Rosenberg rather thinks Nolan pulls his punches on the politics of Bane’s Gotham, arguing that it would be more interesting if it made a serious case for an alternative system to Gotham’s capitalism, rather than being the rule of one while the people get to play. I can see *why* she thinks that, and I would like to see that film – but I think that Nolan was less interesting in bulding an alternative than he was in bringing back The League of Shadows from Batman Begins and contrasting the chaos that they want to bring in order to reset the system (as opposed to the chaos that the Joker wants to bring, in The Dark Knight, for the fun of it), to the vigilanteism that Batman has to carry out (and Gordon, Dent – before he becomes Two-Face – and Blake condone) in order to restore the system without resetting it. It’s the chaos Nolan seems to see in the French Revolution (and there is a reason why Gordon reads the end of A Tale of Two Cities at the end of The Dark Knight Rises, beyond making me sniff into my cuff) – whether he’s right about that being chaos without alternatives or not is another question, though.

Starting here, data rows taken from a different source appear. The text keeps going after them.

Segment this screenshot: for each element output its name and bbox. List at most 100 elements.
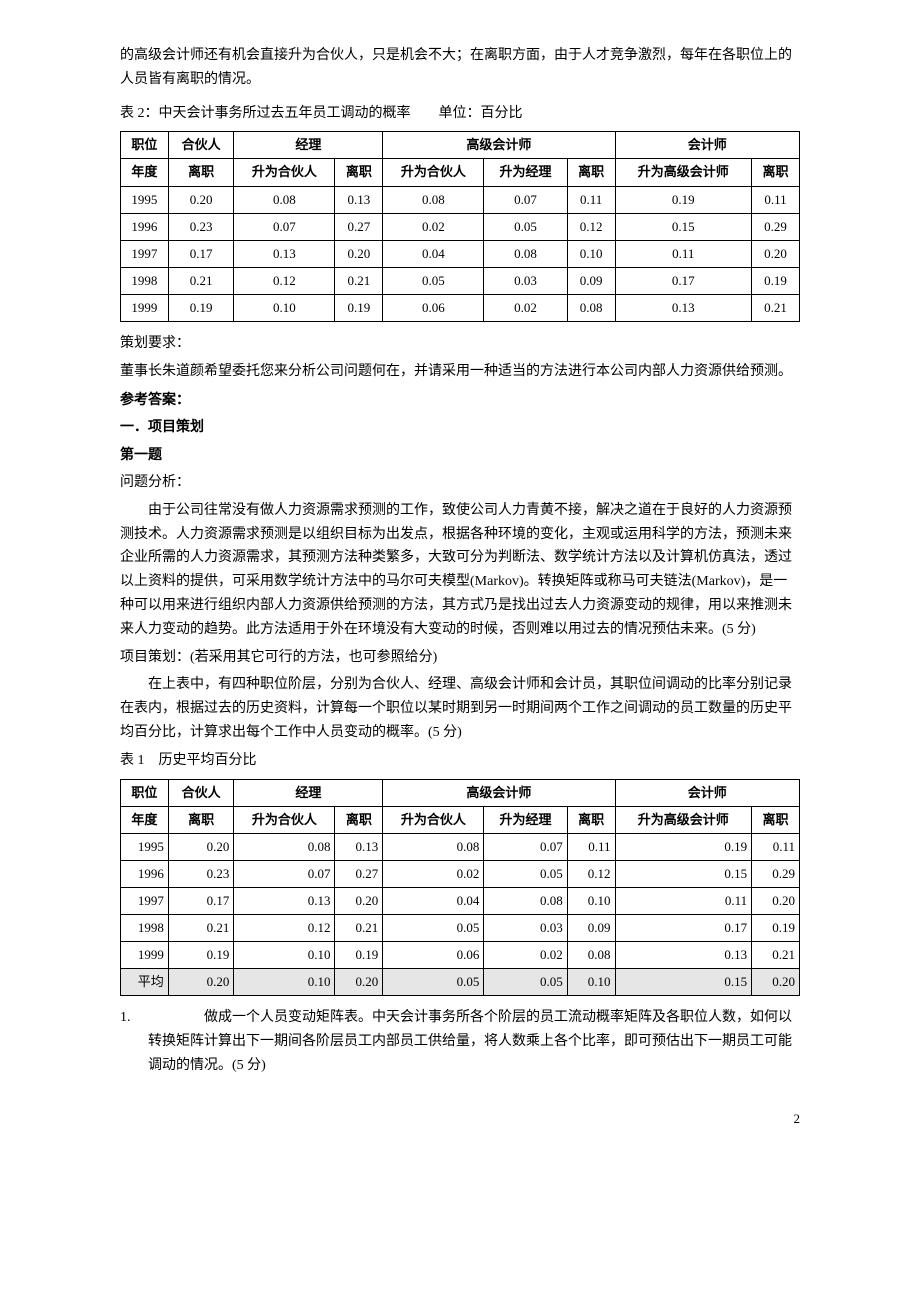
cell: 0.02 [383, 213, 484, 240]
cell: 0.10 [234, 969, 335, 996]
cell: 0.08 [383, 186, 484, 213]
cell-year: 1998 [121, 267, 169, 294]
cell: 0.05 [484, 213, 567, 240]
th-promote-partner: 升为合伙人 [234, 806, 335, 833]
cell-year: 1996 [121, 213, 169, 240]
cell: 0.27 [335, 860, 383, 887]
cell: 0.04 [383, 240, 484, 267]
cell: 0.11 [567, 186, 615, 213]
table-row: 1995 0.20 0.08 0.13 0.08 0.07 0.11 0.19 … [121, 186, 800, 213]
cell: 0.08 [567, 942, 615, 969]
cell: 0.08 [567, 294, 615, 321]
th-partner: 合伙人 [168, 779, 234, 806]
table-row: 1997 0.17 0.13 0.20 0.04 0.08 0.10 0.11 … [121, 240, 800, 267]
th-promote-partner: 升为合伙人 [383, 159, 484, 186]
cell: 0.06 [383, 942, 484, 969]
cell: 0.12 [234, 267, 335, 294]
plan-req-label: 策划要求： [120, 332, 800, 356]
cell: 0.05 [484, 860, 567, 887]
cell: 0.20 [335, 240, 383, 267]
cell: 0.19 [752, 267, 800, 294]
th-promote-manager: 升为经理 [484, 806, 567, 833]
cell: 0.17 [615, 915, 752, 942]
cell: 0.27 [335, 213, 383, 240]
cell-year: 1999 [121, 294, 169, 321]
table-row-average: 平均 0.20 0.10 0.20 0.05 0.05 0.10 0.15 0.… [121, 969, 800, 996]
cell: 0.11 [752, 186, 800, 213]
cell: 0.20 [752, 240, 800, 267]
table-row: 1999 0.19 0.10 0.19 0.06 0.02 0.08 0.13 … [121, 942, 800, 969]
cell: 0.17 [168, 887, 234, 914]
cell-year: 1997 [121, 887, 169, 914]
item1-text: 做成一个人员变动矩阵表。中天会计事务所各个阶层的员工流动概率矩阵及各职位人数，如… [148, 1006, 800, 1077]
cell: 0.20 [335, 969, 383, 996]
list-item-1: 1. 做成一个人员变动矩阵表。中天会计事务所各个阶层的员工流动概率矩阵及各职位人… [120, 1006, 800, 1077]
cell: 0.17 [615, 267, 752, 294]
th-promote-partner: 升为合伙人 [383, 806, 484, 833]
cell: 0.21 [752, 942, 800, 969]
cell: 0.20 [752, 887, 800, 914]
table3-header-row1: 职位 合伙人 经理 高级会计师 会计师 [121, 779, 800, 806]
cell: 0.19 [615, 833, 752, 860]
cell: 0.13 [615, 294, 752, 321]
cell: 0.19 [335, 942, 383, 969]
th-senior: 高级会计师 [383, 132, 615, 159]
th-promote-senior: 升为高级会计师 [615, 806, 752, 833]
table3-header-row2: 年度 离职 升为合伙人 离职 升为合伙人 升为经理 离职 升为高级会计师 离职 [121, 806, 800, 833]
cell: 0.08 [234, 186, 335, 213]
cell: 0.15 [615, 213, 752, 240]
cell: 0.20 [168, 186, 234, 213]
cell: 0.19 [168, 294, 234, 321]
cell: 0.23 [168, 860, 234, 887]
cell-year: 1998 [121, 915, 169, 942]
table-row: 1998 0.21 0.12 0.21 0.05 0.03 0.09 0.17 … [121, 915, 800, 942]
cell: 0.08 [484, 887, 567, 914]
cell: 0.20 [335, 887, 383, 914]
cell-year: 1999 [121, 942, 169, 969]
cell: 0.11 [615, 887, 752, 914]
cell: 0.04 [383, 887, 484, 914]
cell: 0.10 [567, 969, 615, 996]
cell: 0.12 [567, 860, 615, 887]
th-year: 年度 [121, 806, 169, 833]
cell: 0.07 [234, 860, 335, 887]
cell: 0.07 [484, 186, 567, 213]
cell: 0.11 [615, 240, 752, 267]
cell: 0.12 [567, 213, 615, 240]
th-accountant: 会计师 [615, 132, 800, 159]
th-leave: 离职 [335, 806, 383, 833]
cell: 0.10 [234, 942, 335, 969]
cell: 0.15 [615, 969, 752, 996]
cell-year: 1995 [121, 186, 169, 213]
cell: 0.19 [168, 942, 234, 969]
th-position: 职位 [121, 779, 169, 806]
analysis-label: 问题分析： [120, 471, 800, 495]
cell: 0.05 [383, 267, 484, 294]
cell: 0.10 [567, 887, 615, 914]
table3: 职位 合伙人 经理 高级会计师 会计师 年度 离职 升为合伙人 离职 升为合伙人… [120, 779, 800, 997]
cell: 0.21 [752, 294, 800, 321]
intro-paragraph: 的高级会计师还有机会直接升为合伙人，只是机会不大；在离职方面，由于人才竞争激烈，… [120, 44, 800, 92]
cell: 0.12 [234, 915, 335, 942]
cell: 0.09 [567, 267, 615, 294]
cell: 0.29 [752, 860, 800, 887]
cell-avg-label: 平均 [121, 969, 169, 996]
cell: 0.21 [168, 915, 234, 942]
cell: 0.10 [567, 240, 615, 267]
table-row: 1998 0.21 0.12 0.21 0.05 0.03 0.09 0.17 … [121, 267, 800, 294]
page-number: 2 [120, 1108, 800, 1130]
cell: 0.08 [234, 833, 335, 860]
table2-caption: 表 2：中天会计事务所过去五年员工调动的概率 单位：百分比 [120, 102, 800, 126]
cell: 0.19 [335, 294, 383, 321]
table-row: 1996 0.23 0.07 0.27 0.02 0.05 0.12 0.15 … [121, 213, 800, 240]
th-partner: 合伙人 [168, 132, 234, 159]
cell-year: 1996 [121, 860, 169, 887]
cell: 0.21 [335, 915, 383, 942]
cell: 0.13 [335, 833, 383, 860]
table2: 职位 合伙人 经理 高级会计师 会计师 年度 离职 升为合伙人 离职 升为合伙人… [120, 131, 800, 322]
cell: 0.29 [752, 213, 800, 240]
cell-year: 1997 [121, 240, 169, 267]
cell: 0.15 [615, 860, 752, 887]
th-position: 职位 [121, 132, 169, 159]
cell: 0.10 [234, 294, 335, 321]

I think it’s Selina Kyle, not Bane, who comes closest to truly seeking an alternative to the socio-economic system that has run and ruined Gotham. If the film is in anway connected to the Occupy movement (and it has been suggested that it taps into that), it comes in the kind of storm she’s looking for – one that enables you to shed the negative ties of a past where you had to do certain things to survive, one that creates a system where it’s not the case that, ‘The rich don’t even go broke like the rest of us,’ – as she says to Bruce when he tells her that he may be bankrupt, but he’s going to get to keep the house. And it’s something that Bruce is open to, as he’s sympathetic to her, as he wants a future where he doesn’t have to be the playboy millionaire or the viligante Batman.

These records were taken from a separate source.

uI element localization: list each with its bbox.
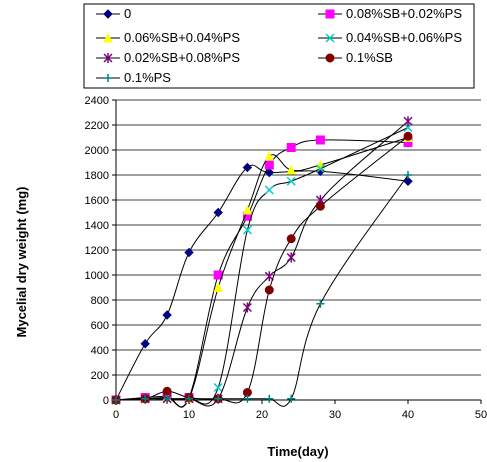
y-tick-label: 600 <box>91 320 109 332</box>
data-point <box>264 151 275 161</box>
legend-item-2: 0.06%SB+0.04%PS <box>96 30 240 45</box>
series-6 <box>112 171 412 407</box>
data-point <box>185 394 193 403</box>
data-point <box>242 225 252 235</box>
legend-item-3: 0.04%SB+0.06%PS <box>318 30 462 45</box>
data-point <box>214 394 223 403</box>
y-tick-label: 200 <box>91 370 109 382</box>
data-point <box>264 160 274 170</box>
legend-label: 0.04%SB+0.06%PS <box>346 30 462 45</box>
legend-marker <box>325 33 335 43</box>
y-tick-label: 2400 <box>85 95 109 107</box>
data-point <box>265 394 274 403</box>
data-point <box>264 185 274 195</box>
series-line-2 <box>115 137 409 408</box>
x-tick-label: 40 <box>402 409 414 421</box>
y-tick-label: 2000 <box>85 145 109 157</box>
data-point <box>163 394 172 403</box>
data-point <box>140 339 150 349</box>
legend-label: 0.06%SB+0.04%PS <box>124 30 240 45</box>
data-point <box>403 131 413 141</box>
data-point <box>315 201 325 211</box>
data-point <box>264 271 274 282</box>
y-tick-label: 1600 <box>85 195 109 207</box>
legend-item-4: 0.02%SB+0.08%PS <box>96 50 240 65</box>
data-point <box>315 135 325 145</box>
x-tick-label: 0 <box>113 409 119 421</box>
data-point <box>404 171 412 179</box>
data-point <box>213 282 224 292</box>
x-tick-label: 20 <box>256 409 268 421</box>
legend-item-5: 0.1%SB <box>318 50 393 65</box>
data-point <box>286 252 296 263</box>
data-point <box>242 162 253 173</box>
data-point <box>162 386 172 396</box>
legend: 0 0.08%SB+0.02%PS 0.06%SB+0.04%PS 0.04%SB+0… <box>83 3 475 89</box>
data-point <box>184 247 194 258</box>
legend-label: 0.08%SB+0.02%PS <box>346 6 462 21</box>
legend-marker <box>103 53 113 63</box>
grid <box>116 99 481 376</box>
y-tick-label: 2200 <box>85 120 109 132</box>
y-tick-label: 1400 <box>85 220 109 232</box>
data-point <box>162 310 172 320</box>
data-point <box>315 164 325 174</box>
x-tick-label: 10 <box>183 409 195 421</box>
legend-marker <box>325 53 335 63</box>
y-tick-label: 0 <box>103 395 109 407</box>
data-point <box>264 285 274 295</box>
legend-marker <box>104 74 112 82</box>
legend-label: 0 <box>124 6 131 21</box>
y-tick-label: 1200 <box>85 245 109 257</box>
legend-item-1: 0.08%SB+0.02%PS <box>318 6 462 21</box>
legend-label: 0.1%SB <box>346 50 393 65</box>
x-tick-label: 30 <box>329 409 341 421</box>
legend-marker <box>103 9 113 19</box>
y-tick-label: 1000 <box>85 270 109 282</box>
x-tick-label: 50 <box>475 409 487 421</box>
legend-box <box>83 3 475 89</box>
legend-label: 0.1%PS <box>124 70 171 85</box>
y-tick-label: 400 <box>91 345 109 357</box>
legend-item-6: 0.1%PS <box>96 70 171 85</box>
data-point <box>286 234 296 244</box>
data-point <box>403 176 413 186</box>
data-point <box>242 204 253 215</box>
y-axis-title: Mycelial dry weight (mg) <box>14 187 29 338</box>
data-point <box>243 394 252 403</box>
data-point <box>286 164 297 175</box>
data-point <box>286 143 296 152</box>
data-point <box>286 176 296 186</box>
data-point <box>213 207 223 218</box>
series-line-1 <box>115 139 409 408</box>
data-point <box>403 116 413 127</box>
data-point <box>112 396 120 404</box>
legend-marker <box>103 32 113 43</box>
legend-label: 0.02%SB+0.08%PS <box>124 50 240 65</box>
data-point <box>242 302 252 313</box>
y-tick-label: 800 <box>91 295 109 307</box>
legend-item-0: 0 <box>96 6 131 21</box>
data-point <box>316 299 325 308</box>
y-tick-label: 1800 <box>85 170 109 182</box>
x-axis-title: Time(day) <box>267 444 328 459</box>
data-point <box>287 394 296 403</box>
legend-marker <box>325 9 335 19</box>
data-point <box>141 394 150 403</box>
data-point <box>213 382 223 393</box>
data-point <box>264 167 275 178</box>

O’Hehrir, meanwhile, is looking at the first two films as offering the critique of an inside-outsider (Nolan being an Anglo-American, with English sensibilities living and working in Hollywood) on an American ideology of individual will and individual heroism, of the individual’s ability to change the future. Batman Begins begins (duh) Bruce Wayne’s attempt to make his city a better place to live in, and The Dark Knight shows how far you have to go to even begin to make that happen, as the Joker pushes him to rendition, sophie’s-choices, and cell phone surveillance in an attempt to restore order. At least one of my friends has said that he actually didn’t like The Dark Knight because he felt it asked you to empathise with a hero who would do things that *he* thinks are wrong, even if you do have good intentions and destroy the technology afterwards (and even if you do have a converstation – with Lucius Fox – acknowledging the problem). In The Dark Knight Rises, Nolan acknowledges that again in a conversation between Alfred and Bruce about when a particular tool is a useful tool and when it is a weapon – and whether a skilled individual should risk the helpful tools he has created falling into misuse by making them available to the government and police.

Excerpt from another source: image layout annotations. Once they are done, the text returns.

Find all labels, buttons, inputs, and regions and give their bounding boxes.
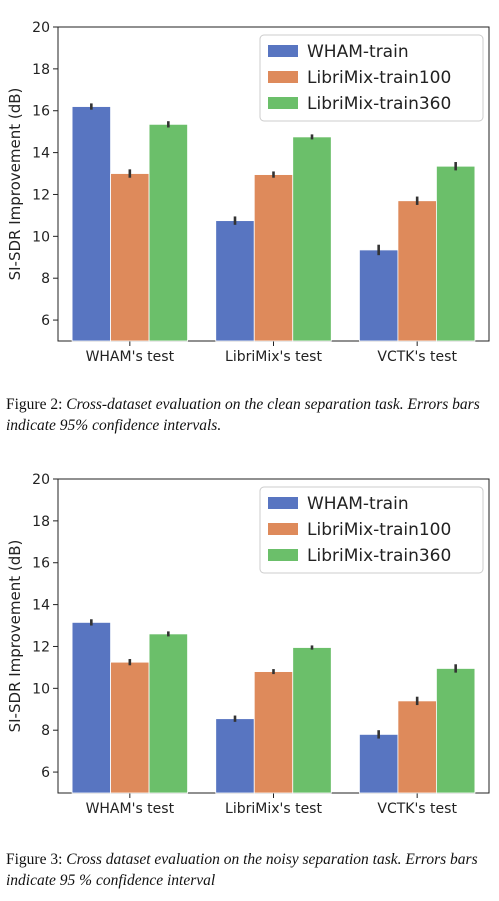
bar-librimix-train100-0 — [110, 661, 150, 794]
y-axis-label: SI-SDR Improvement (dB) — [6, 540, 24, 733]
bar-librimix-train100-2 — [397, 200, 437, 342]
y-tick-label: 16 — [32, 556, 50, 572]
legend-swatch — [268, 523, 298, 535]
y-tick-label: 10 — [32, 681, 50, 697]
x-tick-label: WHAM's test — [86, 349, 175, 365]
bar-wham-train-2 — [359, 249, 399, 342]
x-tick-label: VCTK's test — [377, 349, 457, 365]
y-tick-label: 20 — [32, 20, 50, 36]
caption-text: Cross dataset evaluation on the noisy se… — [6, 851, 478, 889]
bar-librimix-train360-0 — [148, 123, 188, 342]
bar-librimix-train100-0 — [110, 173, 150, 342]
legend — [259, 34, 484, 122]
bar-chart-clean: 6 8 10 12 14 16 18 20 SI-SDR Improvement (dB) WHA… — [6, 20, 490, 365]
bar-wham-train-0 — [71, 621, 111, 794]
legend-label: WHAM-train — [307, 42, 409, 62]
bar-librimix-train100-1 — [253, 174, 294, 342]
legend-swatch — [268, 497, 298, 509]
legend-swatch — [268, 71, 298, 83]
caption-text: Cross-dataset evaluation on the clean se… — [6, 396, 480, 434]
legend-swatch — [268, 45, 298, 57]
bar-librimix-train360-2 — [436, 165, 476, 342]
figure-3-caption: Figure 3: Cross dataset evaluation on th… — [6, 849, 496, 891]
y-tick-label: 18 — [32, 514, 50, 530]
figure-2-caption: Figure 2: Cross-dataset evaluation on th… — [6, 394, 496, 436]
x-tick-label: LibriMix's test — [225, 349, 322, 365]
y-axis-label: SI-SDR Improvement (dB) — [6, 88, 24, 281]
bar-librimix-train360-1 — [292, 647, 332, 794]
bar-chart-noisy: 6 8 10 12 14 16 18 20 SI-SDR Improvement (dB) WHA… — [6, 472, 490, 817]
bar-librimix-train360-1 — [292, 136, 332, 342]
legend-label: LibriMix-train100 — [307, 520, 451, 540]
x-tick-label: VCTK's test — [377, 801, 457, 817]
caption-label: Figure 3: — [6, 851, 63, 868]
bar-wham-train-1 — [215, 718, 255, 794]
bar-librimix-train360-2 — [436, 668, 476, 794]
legend-swatch — [268, 97, 298, 109]
y-tick-label: 6 — [41, 765, 50, 781]
bar-wham-train-1 — [215, 220, 255, 342]
caption-label: Figure 2: — [6, 396, 63, 413]
x-tick-label: WHAM's test — [86, 801, 175, 817]
y-tick-label: 20 — [32, 472, 50, 488]
y-tick-label: 14 — [32, 598, 50, 614]
figure-2: 6 8 10 12 14 16 18 20 SI-SDR Improvement (dB) WHA… — [0, 0, 499, 440]
bar-librimix-train360-0 — [148, 633, 188, 794]
y-tick-label: 12 — [32, 187, 50, 203]
y-tick-label: 18 — [32, 62, 50, 78]
y-tick-label: 16 — [32, 104, 50, 120]
bar-librimix-train100-2 — [397, 700, 437, 794]
legend-label: LibriMix-train100 — [307, 68, 451, 88]
legend — [259, 486, 484, 574]
bar-librimix-train100-1 — [253, 671, 294, 794]
x-tick-label: LibriMix's test — [225, 801, 322, 817]
bar-wham-train-0 — [71, 106, 111, 342]
legend-label: WHAM-train — [307, 494, 409, 514]
y-tick-label: 10 — [32, 229, 50, 245]
y-tick-label: 6 — [41, 313, 50, 329]
y-tick-label: 8 — [41, 723, 50, 739]
legend-label: LibriMix-train360 — [307, 546, 451, 566]
y-tick-label: 12 — [32, 639, 50, 655]
y-tick-label: 14 — [32, 146, 50, 162]
legend-swatch — [268, 549, 298, 561]
figure-3: 6 8 10 12 14 16 18 20 SI-SDR Improvement (dB) WHA… — [0, 452, 499, 901]
legend-label: LibriMix-train360 — [307, 94, 451, 114]
bar-wham-train-2 — [359, 733, 399, 794]
y-tick-label: 8 — [41, 271, 50, 287]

But it’s a tension Nolan can’t get away from – that the idea of Batman and superhero stories can’t get away from (heck, it’s the basis of Watchman, after all) – because he can’t get away from the fact that he’s making a multi-million dollar superhero franchise movie that is one of summer’s major entertainments. And I don’t think he wants to, really. Nolan may entertain by going at you primarily through the head rather than the heart, but he still wants to entertain you by telling you a really strong, smart, story. I think he wants to tread the lines between the Frank Millar Batman and the Alan Moore critique. To entertain you, but to make you think about what it is you’re being entertained by.